I'm on the internet at work. it's that boring here. I'm on the "internal medicine" side, which means that at night, instead of treating the emergencies and critical care patients in the new building, i'm in the old building babysitting a couple of post-op surgical patients. Three, to be exact. luckily, i figured out how to get online.

so there was stitch n' bitch yesterday. Michael came with me, and Ben was there. Steph and Kelly were there. That was it. Pretty quiet. Ben did not knit, but he acted as the "pick a random number between one and five hundred ninety" laptop sound-system deejay. Michael brought his woodcarving stuff, and did little actual carving, except for the point where he CARVED HIS INITIALS INTO MY FOREHEAD.
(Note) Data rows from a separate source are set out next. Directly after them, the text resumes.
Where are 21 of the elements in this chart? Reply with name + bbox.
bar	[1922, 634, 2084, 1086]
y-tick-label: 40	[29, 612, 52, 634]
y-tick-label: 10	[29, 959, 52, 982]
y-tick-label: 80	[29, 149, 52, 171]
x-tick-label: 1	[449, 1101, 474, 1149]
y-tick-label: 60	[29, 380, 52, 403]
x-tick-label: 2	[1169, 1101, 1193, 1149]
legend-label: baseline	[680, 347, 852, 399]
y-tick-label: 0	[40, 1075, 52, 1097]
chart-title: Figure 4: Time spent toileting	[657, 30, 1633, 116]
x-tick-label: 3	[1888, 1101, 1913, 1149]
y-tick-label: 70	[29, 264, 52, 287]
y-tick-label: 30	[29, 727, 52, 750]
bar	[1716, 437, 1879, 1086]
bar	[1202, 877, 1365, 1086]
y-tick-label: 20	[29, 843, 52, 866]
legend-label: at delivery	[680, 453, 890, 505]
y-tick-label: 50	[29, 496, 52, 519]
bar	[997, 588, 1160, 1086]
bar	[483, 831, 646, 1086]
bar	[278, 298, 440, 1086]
and i let him. to prove a point.
in retrospect, i can't remember what that point was, except maybe to show how stubborn i am. i didn't think he'd actually do it.

the conversation went something like this:
me:"[smartass remark by me, probably about his woodcarving]"
him:"I ought to carve my initials into your head."
me:"Oh, would you? that would be so hot."
him:"i will."
me:"you wouldn't."
this is the point in which he stands up, faces me, takes his knife and traces out MT on my face.

Steph's expression while this was going on was pretty funny.

after that, we went and got quizno's for dinner. We ate at his house, and while i walked into the other room to change into scrubs, his fucking dog ate the half of my dinner that i was going to take to work. bastard Griffin.

I've got a midterm tonight. fun. and a final next week. even more fun. This is assuming that the teacher even shows up for the class this week. She's missed so many classes, we've dropped whole sections of the text we were supposed to go over.

time for six o' clock meds. wee hoo.